RESOURCES-TIPS, Writer's Life

By Jennifer L. Doloski

At 1:30 p.m. the nap-time race begins. With a kiss, I lay the baby in her crib. I shut my elder daughter’s bedroom door and sprint to the den. For the next stretch of time, 45 minutes on a bad day, 2 hours if the alignment of the planets is just so, I get to be a writer. When the nursery monitor cackles I send my muse home for the day and become Mommy once more.

For as long as I can remember, except for when I was three years old and wanted to be a giraffe, I have wanted to be a writer. First came college, and then full-time employment, and then marriage. I dabbled in writing much as a stifled artist might doodle potential masterpieces in the margins of her appointment book. Then came motherhood. At last, I thought, home with my children, I might actually begin to write.
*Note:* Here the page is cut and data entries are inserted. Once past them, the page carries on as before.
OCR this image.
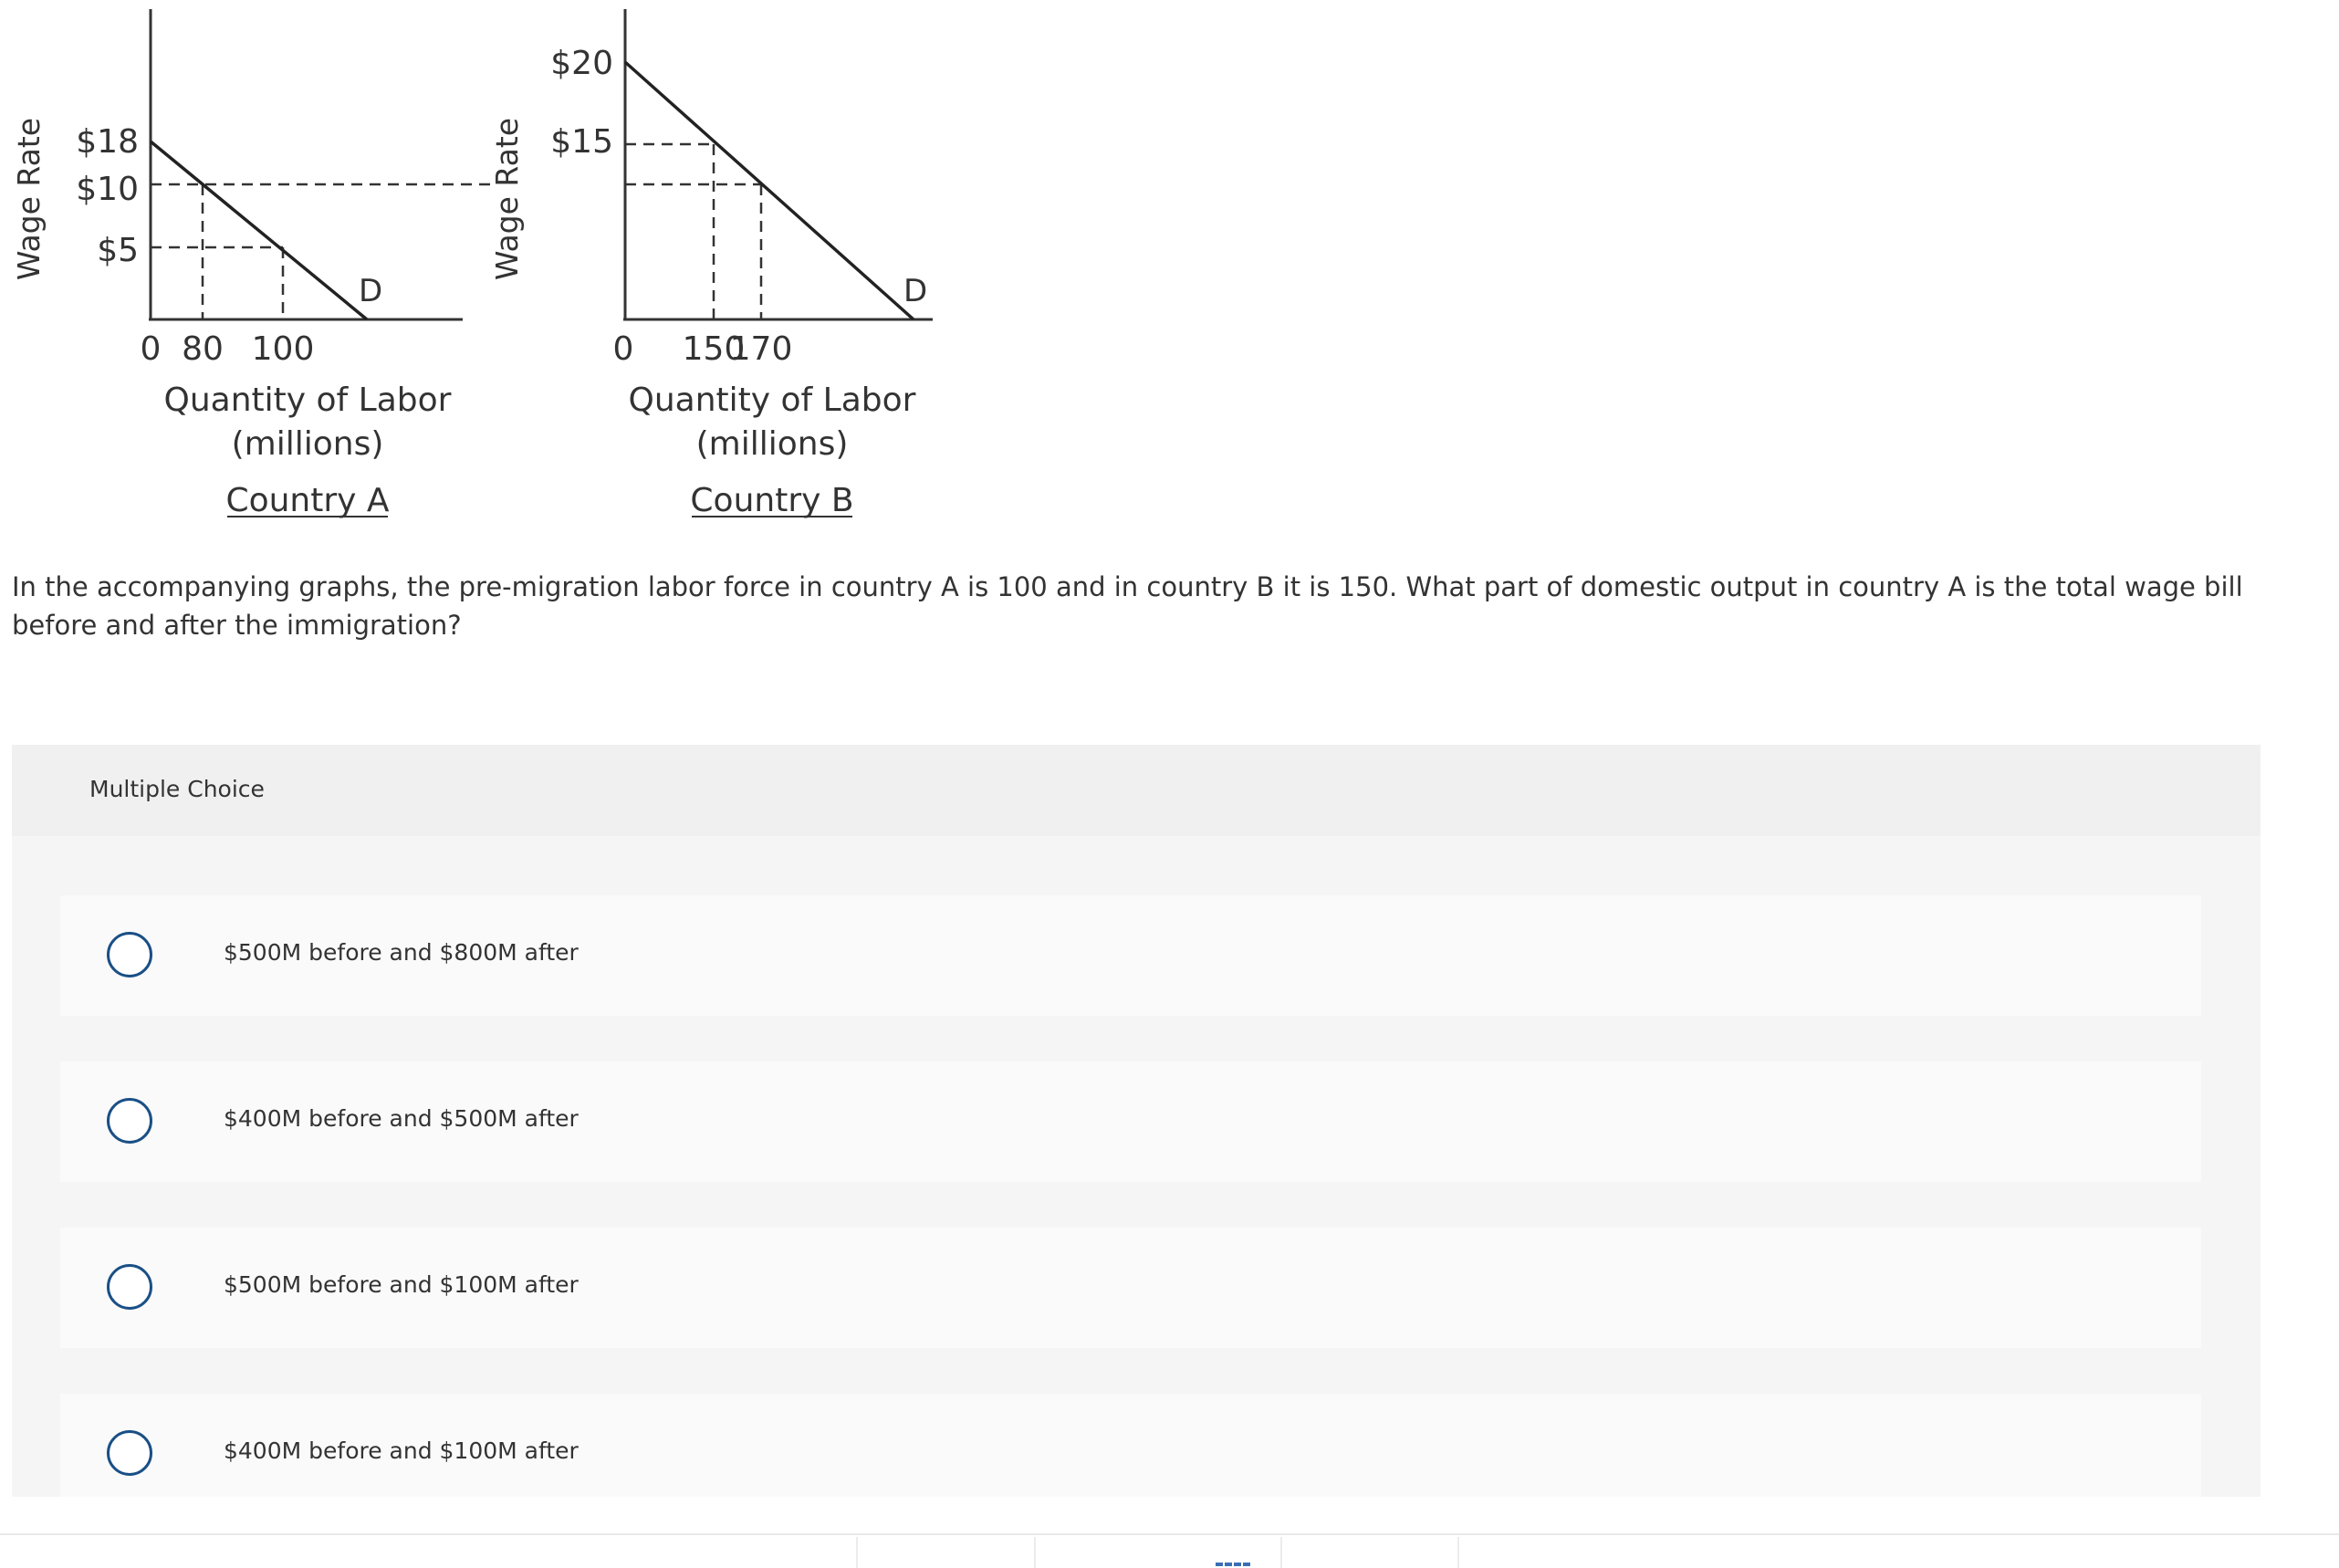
Wage Rate
D
$18
$10
$5
0 80 100
Quantity of Labor
(millions)
Country A
Wage Rate
D
$20
$15
0 150
170
Quantity of Labor
(millions)
Country B
In the accompanying graphs, the pre-migration labor force in country A is 100 and in country B it is 150. What part of domestic output in country A is the total wage bill before and after the immigration?
Multiple Choice
$500M before and $800M after
$400M before and $500M after
$500M before and $100M after
$400M before and $100M after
And begin I did. Beginning was never a problem; I had ideas clawing their way out of my mind and onto paper. Finishing was another story. Teething, nightmares, thunderstorms, and dirty diapers took turns scaring my muse to the far recesses of my mind. While I had some success writing for the local newspaper and published a few essays online, I began to think that motherhood and dreams of a writing career were not compatible.

I was seven months pregnant with my second child when I entered a short story competition. Having been given a prompt, I had twenty-four hours to write and submit an entry. The prompt had to do with shortcuts. As I stared at the computer’s blank screen, the baby within me began a gymnastics routine. Using my condition as inspiration, I wrote a tale of childbirth from the unborn’s perspective, the shortcut being a c-section delivery. I had no experience with surgical childbirth, as my first daughter was born after an uncomplicated labor and delivery. To tell my tale, I incorporated details from friends’ experiences and television documentaries. I was ecstatic when I won first place in the contest and publication on the sponsor’s web site.

I went into labor ten days early. Things were progressing normally, but the doctor became concerned when monitoring of the baby indicated fetal distress. We were discussing the situation and our options when the baby’s heart rate plummeted. The doctor ordered an emergency c-section and my second daughter was born nine minutes later.

It was only a few hours later that the realization hit. Anna and I had written her birth story weeks before she was born. Perhaps my muse wanted to show me that motherhood is not hindering my ability as a writer; it is shaping me.